会議室前方に向かうと福岡も近寄って来る。
「おまえ達に伝えておきたいことがある。だがこれを事件と関わりがあると考えていいものかがわからない」
そう言って寺戸はタブレットの画面を見せた。画面にはSNSのフォロワーの一覧が表示されていた。ちょうど画面の中央に鳴海聖子のアカウントがあった。

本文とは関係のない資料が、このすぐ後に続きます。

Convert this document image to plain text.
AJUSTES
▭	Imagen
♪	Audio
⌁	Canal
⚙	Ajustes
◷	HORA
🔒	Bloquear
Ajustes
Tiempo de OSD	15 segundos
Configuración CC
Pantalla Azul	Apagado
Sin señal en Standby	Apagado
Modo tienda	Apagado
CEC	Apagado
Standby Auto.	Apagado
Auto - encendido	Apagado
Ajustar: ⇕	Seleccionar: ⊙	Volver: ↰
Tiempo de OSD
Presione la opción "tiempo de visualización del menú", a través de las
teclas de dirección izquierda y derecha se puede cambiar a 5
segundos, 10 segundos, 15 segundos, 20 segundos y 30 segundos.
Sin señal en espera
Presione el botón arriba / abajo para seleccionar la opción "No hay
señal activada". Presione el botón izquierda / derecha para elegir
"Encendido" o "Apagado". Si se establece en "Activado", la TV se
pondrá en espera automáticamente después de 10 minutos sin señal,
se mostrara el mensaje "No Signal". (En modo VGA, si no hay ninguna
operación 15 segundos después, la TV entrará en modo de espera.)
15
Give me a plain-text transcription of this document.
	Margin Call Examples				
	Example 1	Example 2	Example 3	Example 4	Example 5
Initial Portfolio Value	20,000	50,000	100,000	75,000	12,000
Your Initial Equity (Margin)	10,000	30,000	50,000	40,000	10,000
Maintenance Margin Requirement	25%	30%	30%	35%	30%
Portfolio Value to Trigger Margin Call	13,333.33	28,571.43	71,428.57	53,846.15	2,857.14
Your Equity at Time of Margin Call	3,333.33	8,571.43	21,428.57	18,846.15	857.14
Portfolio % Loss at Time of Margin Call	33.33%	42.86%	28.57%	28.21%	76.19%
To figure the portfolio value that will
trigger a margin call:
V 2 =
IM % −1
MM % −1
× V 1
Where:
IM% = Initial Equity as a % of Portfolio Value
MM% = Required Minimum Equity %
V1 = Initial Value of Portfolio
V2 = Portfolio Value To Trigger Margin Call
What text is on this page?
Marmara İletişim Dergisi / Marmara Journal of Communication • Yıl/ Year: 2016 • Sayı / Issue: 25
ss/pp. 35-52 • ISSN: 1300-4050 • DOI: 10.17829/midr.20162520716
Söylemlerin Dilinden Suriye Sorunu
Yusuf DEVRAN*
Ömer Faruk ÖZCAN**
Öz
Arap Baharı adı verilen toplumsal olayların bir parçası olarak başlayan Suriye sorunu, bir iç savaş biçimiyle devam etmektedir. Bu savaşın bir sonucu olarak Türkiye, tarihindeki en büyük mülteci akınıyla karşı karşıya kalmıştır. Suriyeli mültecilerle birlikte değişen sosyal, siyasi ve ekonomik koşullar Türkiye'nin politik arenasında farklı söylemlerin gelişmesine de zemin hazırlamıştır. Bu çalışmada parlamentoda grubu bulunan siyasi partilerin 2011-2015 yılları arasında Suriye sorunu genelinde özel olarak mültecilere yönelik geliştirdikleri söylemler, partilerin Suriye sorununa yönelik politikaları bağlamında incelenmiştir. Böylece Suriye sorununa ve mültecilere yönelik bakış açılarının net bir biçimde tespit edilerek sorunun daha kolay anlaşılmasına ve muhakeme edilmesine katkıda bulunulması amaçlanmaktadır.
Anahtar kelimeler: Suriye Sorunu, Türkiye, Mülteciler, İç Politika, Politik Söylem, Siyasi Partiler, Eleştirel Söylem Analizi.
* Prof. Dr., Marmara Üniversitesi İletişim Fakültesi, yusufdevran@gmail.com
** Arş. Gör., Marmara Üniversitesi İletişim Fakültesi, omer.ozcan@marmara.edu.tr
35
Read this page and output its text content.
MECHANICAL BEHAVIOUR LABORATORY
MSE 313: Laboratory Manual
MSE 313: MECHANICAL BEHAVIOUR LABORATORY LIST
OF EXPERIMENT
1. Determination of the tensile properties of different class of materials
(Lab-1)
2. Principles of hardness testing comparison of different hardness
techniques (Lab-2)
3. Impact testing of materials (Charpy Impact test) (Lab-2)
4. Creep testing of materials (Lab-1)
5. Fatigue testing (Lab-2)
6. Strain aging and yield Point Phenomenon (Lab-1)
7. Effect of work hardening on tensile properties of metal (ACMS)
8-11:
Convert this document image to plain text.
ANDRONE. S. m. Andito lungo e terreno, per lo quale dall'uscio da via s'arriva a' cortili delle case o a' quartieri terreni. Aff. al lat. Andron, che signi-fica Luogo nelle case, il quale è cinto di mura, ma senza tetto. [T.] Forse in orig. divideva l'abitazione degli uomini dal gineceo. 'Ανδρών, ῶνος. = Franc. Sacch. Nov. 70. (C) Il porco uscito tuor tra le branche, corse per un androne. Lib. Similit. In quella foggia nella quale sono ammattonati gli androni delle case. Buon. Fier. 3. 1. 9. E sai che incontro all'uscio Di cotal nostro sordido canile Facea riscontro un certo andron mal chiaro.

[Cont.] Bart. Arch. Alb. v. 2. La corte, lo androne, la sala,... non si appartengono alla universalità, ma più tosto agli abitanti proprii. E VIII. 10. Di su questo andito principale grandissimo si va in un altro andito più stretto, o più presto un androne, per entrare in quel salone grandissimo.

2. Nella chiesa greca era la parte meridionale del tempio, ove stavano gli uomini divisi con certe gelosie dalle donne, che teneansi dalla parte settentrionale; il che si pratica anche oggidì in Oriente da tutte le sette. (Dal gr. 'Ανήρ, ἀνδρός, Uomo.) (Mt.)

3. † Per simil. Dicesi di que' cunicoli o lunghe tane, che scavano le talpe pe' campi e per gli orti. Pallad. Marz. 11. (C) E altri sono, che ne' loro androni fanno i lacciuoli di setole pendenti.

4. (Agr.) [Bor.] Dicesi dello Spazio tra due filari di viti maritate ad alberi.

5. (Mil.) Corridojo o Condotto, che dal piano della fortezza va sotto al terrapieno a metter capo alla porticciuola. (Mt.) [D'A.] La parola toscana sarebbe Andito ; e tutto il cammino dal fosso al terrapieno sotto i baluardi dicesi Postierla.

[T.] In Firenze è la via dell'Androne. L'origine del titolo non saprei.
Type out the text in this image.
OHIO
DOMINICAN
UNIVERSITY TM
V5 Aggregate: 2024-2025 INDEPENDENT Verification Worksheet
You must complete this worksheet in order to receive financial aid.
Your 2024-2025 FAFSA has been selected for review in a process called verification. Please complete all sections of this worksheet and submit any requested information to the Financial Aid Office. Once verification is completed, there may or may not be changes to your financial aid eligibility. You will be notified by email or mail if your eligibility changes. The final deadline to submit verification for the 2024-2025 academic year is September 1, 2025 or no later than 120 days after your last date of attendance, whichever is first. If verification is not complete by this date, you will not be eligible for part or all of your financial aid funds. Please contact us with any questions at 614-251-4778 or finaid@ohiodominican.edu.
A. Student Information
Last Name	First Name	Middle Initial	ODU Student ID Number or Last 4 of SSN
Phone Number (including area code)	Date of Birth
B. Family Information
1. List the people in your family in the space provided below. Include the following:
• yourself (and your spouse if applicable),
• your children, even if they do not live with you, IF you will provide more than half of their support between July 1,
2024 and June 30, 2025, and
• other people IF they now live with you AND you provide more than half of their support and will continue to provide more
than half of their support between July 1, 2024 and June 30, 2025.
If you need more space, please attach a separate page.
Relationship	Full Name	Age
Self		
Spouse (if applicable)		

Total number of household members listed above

「これは磯山夏妃のフォロワーだ。ここに鳴海聖子、そして――」寺戸は慣れない手つきで画面をスクロールした。「ここには永島小春の名前がある。二つとも、一連の事件で被害者となった本人が使っていたアカウントだ」
「連続殺人の繋がりってわけですか」福岡が舌なめずりするように言った。
「でも磯山夏妃のアカウントですよね」薙沢は訊いた。「インフルエンサーということでしたけど」
「問題はそこだ。磯山夏妃のフォロワーは二十五万人を超える。事件の被害者がフォローしているからと言って事件と関係があるとは言えない」
「そうですね」薙沢は寺戸と同意見だった。「たとえばフォローバックしていたりすれば関係性があるとは言えるんですけど」
薙沢が画面をスクロールしようとした時、「待て」と寺戸が制した。
「これだけじゃない」そう言って寺戸は画面をスクロールさせた。「深川梨華、それに白井もこのアカウントをフォローしてるんだ」
「磯山夏妃は特に女性から強い支持を受けていたようですから、深川梨華がフォローしていても不思議じゃありません。鳴海さんに勧められてアカウントをフォローしたのかもしれないですし、その逆もあり得ます。白井に関しても、磯山夏妃のカリスマ性に惹かれていたのかもしれません。今の段階ではただの偶然としか思えません」
「やはりそうか」
「永島小春が磯山夏妃のフォロワーにいることは先に起きた事件の係で話題にならなかったんですか」
「議論はされた。だが今と同じように偶然とされた。今回の事件で関係者がさらに関わっていることを踏まえればどうかと思ったが、やはり偶然か」
「一度でもダイレクトメッセージでやり取りがあれば関係性は見出せますが」
「それもない」
「じゃあ今は置いときましょう」福岡がじれったそうに言った。さっきから薙沢と寺戸の会話についていけていないのが面白くないのだろう。
しかし現時点では何の手掛かりにもなりそうにない。
同意した薙沢は、味田と捜査本部を後にした。